Software to create and maintain a mirror of regulations.gov
The data on Regulations.gov consists of Congressional laws that have been passed and implemented as regulations by federal agencies. The site is available to the public such that anyone can read and provide feedback for these regulations to make their opinions known.
The way that Regulations.gov is currently set up, users may search for and comment on regulations on the main site, however finding older regulations through the site's API has become a more difficult and limited process where users must apply for an API key to be granted time-limited access to larger sets of data.
The reason users must apply for an API key is because Regulations.gov has taken steps toward conserving their system resources by limiting how many times per hour a user can query the API. This came about after late-show host, John Oliver, called attention to the fight for net neutrality in 2017 where a flood of viewers crashed the FCC's website with their comments. In an effort to reduce the overall traffic, API access is now limited to one account per organization as well and requires an approval process to validate API keys.

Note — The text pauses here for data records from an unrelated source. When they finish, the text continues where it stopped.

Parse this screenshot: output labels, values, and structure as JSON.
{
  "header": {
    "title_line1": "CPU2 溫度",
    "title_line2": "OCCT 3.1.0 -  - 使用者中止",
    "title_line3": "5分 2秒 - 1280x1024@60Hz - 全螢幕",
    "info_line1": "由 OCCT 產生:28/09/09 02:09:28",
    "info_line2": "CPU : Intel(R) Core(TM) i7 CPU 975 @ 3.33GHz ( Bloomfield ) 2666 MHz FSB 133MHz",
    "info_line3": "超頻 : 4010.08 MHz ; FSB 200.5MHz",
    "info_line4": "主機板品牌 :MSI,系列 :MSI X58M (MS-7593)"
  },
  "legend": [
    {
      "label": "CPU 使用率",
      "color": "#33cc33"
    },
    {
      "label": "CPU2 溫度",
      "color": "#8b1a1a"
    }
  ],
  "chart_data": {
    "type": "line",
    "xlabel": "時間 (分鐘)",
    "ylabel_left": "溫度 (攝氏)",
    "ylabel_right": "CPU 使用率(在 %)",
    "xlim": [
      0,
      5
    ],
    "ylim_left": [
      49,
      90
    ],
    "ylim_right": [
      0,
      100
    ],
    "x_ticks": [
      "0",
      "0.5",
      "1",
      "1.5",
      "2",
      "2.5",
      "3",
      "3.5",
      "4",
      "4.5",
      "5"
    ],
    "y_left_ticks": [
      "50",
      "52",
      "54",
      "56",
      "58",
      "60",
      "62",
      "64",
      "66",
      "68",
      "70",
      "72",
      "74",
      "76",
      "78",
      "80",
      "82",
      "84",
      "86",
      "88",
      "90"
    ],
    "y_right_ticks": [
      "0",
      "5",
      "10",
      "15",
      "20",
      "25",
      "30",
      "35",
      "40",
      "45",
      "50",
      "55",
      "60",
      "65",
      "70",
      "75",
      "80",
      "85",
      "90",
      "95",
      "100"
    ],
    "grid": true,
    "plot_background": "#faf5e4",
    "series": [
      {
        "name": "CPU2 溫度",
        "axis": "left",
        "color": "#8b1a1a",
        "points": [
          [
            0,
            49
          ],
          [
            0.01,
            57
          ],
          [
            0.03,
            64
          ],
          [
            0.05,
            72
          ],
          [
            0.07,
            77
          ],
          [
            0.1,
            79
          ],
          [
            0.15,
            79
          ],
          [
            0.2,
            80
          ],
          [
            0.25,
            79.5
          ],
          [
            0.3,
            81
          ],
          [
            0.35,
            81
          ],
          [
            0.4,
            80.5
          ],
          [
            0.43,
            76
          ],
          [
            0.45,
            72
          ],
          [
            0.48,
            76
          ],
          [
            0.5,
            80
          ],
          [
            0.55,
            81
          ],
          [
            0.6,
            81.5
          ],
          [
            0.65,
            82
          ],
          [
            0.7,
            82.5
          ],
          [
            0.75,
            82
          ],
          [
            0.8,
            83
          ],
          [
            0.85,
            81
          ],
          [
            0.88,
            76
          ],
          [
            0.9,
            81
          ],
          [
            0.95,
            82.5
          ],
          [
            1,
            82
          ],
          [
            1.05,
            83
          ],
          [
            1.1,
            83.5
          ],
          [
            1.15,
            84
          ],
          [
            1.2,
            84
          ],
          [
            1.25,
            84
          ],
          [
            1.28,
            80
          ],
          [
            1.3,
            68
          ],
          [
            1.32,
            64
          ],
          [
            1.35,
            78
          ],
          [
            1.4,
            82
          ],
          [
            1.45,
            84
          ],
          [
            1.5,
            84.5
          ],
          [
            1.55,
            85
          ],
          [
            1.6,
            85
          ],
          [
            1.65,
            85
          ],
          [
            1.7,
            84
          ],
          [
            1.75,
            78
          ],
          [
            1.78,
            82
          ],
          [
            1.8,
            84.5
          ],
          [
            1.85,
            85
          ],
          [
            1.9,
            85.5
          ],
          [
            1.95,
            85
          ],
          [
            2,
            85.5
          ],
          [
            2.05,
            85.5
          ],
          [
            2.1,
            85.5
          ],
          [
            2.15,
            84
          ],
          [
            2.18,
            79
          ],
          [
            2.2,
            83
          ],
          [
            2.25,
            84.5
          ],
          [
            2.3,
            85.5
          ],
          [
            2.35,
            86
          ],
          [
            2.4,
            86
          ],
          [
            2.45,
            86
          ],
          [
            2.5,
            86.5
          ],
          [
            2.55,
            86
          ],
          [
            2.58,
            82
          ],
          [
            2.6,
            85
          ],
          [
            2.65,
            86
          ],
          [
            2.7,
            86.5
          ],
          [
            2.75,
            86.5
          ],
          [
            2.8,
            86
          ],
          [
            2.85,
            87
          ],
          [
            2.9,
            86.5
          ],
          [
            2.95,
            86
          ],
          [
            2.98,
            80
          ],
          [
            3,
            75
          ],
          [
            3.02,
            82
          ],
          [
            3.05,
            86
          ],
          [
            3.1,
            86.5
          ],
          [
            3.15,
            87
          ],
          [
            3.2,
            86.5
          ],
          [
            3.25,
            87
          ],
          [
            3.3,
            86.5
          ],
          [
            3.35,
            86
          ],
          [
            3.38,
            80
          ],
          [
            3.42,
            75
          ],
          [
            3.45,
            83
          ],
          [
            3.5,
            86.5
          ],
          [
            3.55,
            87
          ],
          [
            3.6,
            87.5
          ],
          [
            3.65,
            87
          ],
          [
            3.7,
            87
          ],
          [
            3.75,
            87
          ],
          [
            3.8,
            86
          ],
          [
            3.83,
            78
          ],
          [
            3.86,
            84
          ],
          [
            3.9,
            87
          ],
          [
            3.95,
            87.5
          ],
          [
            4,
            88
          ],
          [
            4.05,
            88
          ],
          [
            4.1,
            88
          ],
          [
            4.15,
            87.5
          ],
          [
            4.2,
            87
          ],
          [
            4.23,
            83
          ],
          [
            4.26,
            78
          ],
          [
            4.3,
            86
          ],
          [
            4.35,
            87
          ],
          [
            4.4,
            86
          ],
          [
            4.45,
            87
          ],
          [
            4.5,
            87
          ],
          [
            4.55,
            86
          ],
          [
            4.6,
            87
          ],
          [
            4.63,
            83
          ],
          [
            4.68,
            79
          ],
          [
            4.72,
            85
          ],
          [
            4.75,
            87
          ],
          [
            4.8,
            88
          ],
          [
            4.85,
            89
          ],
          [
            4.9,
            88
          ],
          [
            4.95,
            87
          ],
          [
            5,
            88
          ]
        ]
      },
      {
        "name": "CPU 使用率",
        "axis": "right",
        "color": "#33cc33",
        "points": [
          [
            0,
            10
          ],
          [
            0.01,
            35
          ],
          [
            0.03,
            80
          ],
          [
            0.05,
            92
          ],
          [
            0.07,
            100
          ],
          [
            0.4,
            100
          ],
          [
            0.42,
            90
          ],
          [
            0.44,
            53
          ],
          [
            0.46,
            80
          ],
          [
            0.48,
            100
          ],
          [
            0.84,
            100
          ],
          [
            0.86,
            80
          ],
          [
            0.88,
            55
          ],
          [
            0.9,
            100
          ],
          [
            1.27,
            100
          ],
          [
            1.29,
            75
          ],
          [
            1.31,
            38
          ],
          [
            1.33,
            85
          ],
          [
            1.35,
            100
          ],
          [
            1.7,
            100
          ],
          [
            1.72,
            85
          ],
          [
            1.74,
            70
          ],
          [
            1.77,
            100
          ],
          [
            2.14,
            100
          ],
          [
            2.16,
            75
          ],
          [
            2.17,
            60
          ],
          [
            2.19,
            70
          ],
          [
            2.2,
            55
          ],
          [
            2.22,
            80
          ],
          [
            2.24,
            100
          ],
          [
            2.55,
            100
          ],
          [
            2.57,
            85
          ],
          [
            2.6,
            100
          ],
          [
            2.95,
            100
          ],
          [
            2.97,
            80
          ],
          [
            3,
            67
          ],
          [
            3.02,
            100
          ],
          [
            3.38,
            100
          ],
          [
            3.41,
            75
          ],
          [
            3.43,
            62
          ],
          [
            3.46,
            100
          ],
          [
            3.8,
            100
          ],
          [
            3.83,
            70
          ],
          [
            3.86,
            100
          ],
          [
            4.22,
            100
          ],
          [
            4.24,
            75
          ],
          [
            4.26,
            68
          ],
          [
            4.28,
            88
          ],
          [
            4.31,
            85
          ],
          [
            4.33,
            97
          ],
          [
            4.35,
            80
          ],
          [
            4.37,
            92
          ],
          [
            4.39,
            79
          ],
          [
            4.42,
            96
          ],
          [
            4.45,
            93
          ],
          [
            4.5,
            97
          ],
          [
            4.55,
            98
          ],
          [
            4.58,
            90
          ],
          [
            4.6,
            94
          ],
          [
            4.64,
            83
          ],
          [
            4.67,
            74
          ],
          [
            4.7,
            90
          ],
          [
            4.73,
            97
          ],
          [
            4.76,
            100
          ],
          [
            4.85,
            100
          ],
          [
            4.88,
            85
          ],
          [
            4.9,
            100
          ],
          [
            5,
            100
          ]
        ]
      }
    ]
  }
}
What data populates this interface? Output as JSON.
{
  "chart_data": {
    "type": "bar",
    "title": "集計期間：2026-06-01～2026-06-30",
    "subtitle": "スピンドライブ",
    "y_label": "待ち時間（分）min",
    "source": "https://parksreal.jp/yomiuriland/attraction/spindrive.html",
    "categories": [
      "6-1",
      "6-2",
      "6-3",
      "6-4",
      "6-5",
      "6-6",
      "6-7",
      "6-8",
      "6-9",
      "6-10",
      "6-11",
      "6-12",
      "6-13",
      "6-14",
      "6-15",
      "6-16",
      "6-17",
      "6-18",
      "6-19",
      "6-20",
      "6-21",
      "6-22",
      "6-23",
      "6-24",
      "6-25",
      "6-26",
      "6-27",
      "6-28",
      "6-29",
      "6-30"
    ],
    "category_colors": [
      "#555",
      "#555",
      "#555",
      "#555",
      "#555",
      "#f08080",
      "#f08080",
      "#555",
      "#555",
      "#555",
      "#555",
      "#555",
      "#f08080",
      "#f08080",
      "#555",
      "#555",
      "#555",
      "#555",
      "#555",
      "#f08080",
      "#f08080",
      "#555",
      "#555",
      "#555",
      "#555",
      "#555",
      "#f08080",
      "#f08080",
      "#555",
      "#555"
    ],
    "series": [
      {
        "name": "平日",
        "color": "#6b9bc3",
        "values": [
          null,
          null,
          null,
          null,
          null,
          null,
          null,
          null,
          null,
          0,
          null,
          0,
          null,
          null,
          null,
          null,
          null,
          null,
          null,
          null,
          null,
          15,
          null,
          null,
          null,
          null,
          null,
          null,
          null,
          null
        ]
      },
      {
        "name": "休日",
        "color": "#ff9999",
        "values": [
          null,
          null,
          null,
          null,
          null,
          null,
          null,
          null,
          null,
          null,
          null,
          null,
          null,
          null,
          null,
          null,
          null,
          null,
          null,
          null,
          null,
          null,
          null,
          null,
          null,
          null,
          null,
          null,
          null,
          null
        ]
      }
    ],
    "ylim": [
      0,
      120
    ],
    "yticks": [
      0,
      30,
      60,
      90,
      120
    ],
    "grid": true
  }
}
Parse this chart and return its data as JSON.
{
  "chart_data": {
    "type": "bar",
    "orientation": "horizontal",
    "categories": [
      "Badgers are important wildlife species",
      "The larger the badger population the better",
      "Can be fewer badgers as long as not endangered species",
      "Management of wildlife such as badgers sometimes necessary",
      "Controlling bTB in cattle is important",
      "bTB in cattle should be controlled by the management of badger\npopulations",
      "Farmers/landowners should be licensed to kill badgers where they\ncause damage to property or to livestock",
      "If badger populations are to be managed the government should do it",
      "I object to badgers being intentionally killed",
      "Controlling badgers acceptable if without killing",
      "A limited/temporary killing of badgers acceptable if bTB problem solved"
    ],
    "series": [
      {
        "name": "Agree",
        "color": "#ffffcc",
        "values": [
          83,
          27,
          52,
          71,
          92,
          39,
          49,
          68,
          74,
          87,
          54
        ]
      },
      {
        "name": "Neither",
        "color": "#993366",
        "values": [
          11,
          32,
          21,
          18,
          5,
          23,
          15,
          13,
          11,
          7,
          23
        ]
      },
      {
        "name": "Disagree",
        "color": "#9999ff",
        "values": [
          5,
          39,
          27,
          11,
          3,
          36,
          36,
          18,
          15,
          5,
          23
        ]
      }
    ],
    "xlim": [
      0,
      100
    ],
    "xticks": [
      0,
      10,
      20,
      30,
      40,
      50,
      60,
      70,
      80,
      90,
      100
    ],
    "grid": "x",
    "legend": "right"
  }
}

The objective of the Mirrulations project is to make the data on Regulations.gov more easily accessible to the public by acting as a mirror to the site. Since it is federal data, it must be available (with exceptions) to the public under the Freedom of Information Act. By making the data readily available in one place, analysts can more easily study it.
The Mirrulations project endeavors to create a mirror of the regulatory data on Regulations.gov to make it more accessible to the general public. Our goal is to collect all of the data from the site and store it in a database/cloud for users to search for at their leisure. The only problem with that is that there are currently over 9.6 million regulations documents (and counting!) to be downloaded.
With the API limiting that is in place, it would take us months to download all of the data by ourselves so we are creating a volunteer computing system that allows other people to contribute to the expedition of the downloading process. Through this project users can apply for an API key and volunteer their computer's CPU for downloading data and sending it to our server. If you choose to volunteer, the instructions below will help you to help us get up and running.
If you are interested in becoming a developer, see docs/developers.md.
To run Mirrulations, you need Python 3.7.2 or greater (MacOSX or Windows) on your machine to run this, as well as redis if you are running a server
You will also need a valid API key from Regulations.gov to participate. To apply for a key, you must simply contact the Regulations Help Desk and provide your name, email address, organization, and intended use of the API. If you are not with any organizations, just say so in your message. They will email you with a key once they've verified you and activated the key.
To download the actual project, you will need to go to our GitHub page and clone the project to your computer.
If you are running a server, please run a redis server before continuing.
From your terminal, in the project directory, set up a virtual environment by
python3 -m venv .env
source .env/bin/activate
pip install -e .
Lastly, run mirrulations_client to get it running as a client, or mirrulations_server to get it running as a server.
If you do not have a config.json previously made, you will be prompted to make one.
(You can also force an overwrite of config.json with the tag --config at the end of your command.)
A terminal prompt will show up, asking for the API key from earlier as well as, if ran as a client, a server IP and a port.
You can use the IP 10.76.100.34 and port 8080.
The API key itself is the one you received earlier.
"Regulations.gov and the Federal government cannot verify and are not responsible for the accuracy or authenticity of the data or analyses derived from the data after the data has been retrieved from Regulations.gov."
In other words, "once the data has been downloaded from Regulations.gov, the U.S. Government cannot verify and is not responsible for the quality, accuracy, reliability, or timeliness of any analyses conducted using the downloaded data."
This product uses the Regulations.gov Data API but is neither endorsed nor certified by Regulations.gov.
This project is currently being developed by a student research team at Moravian College in association with Careset under Fred Trotter.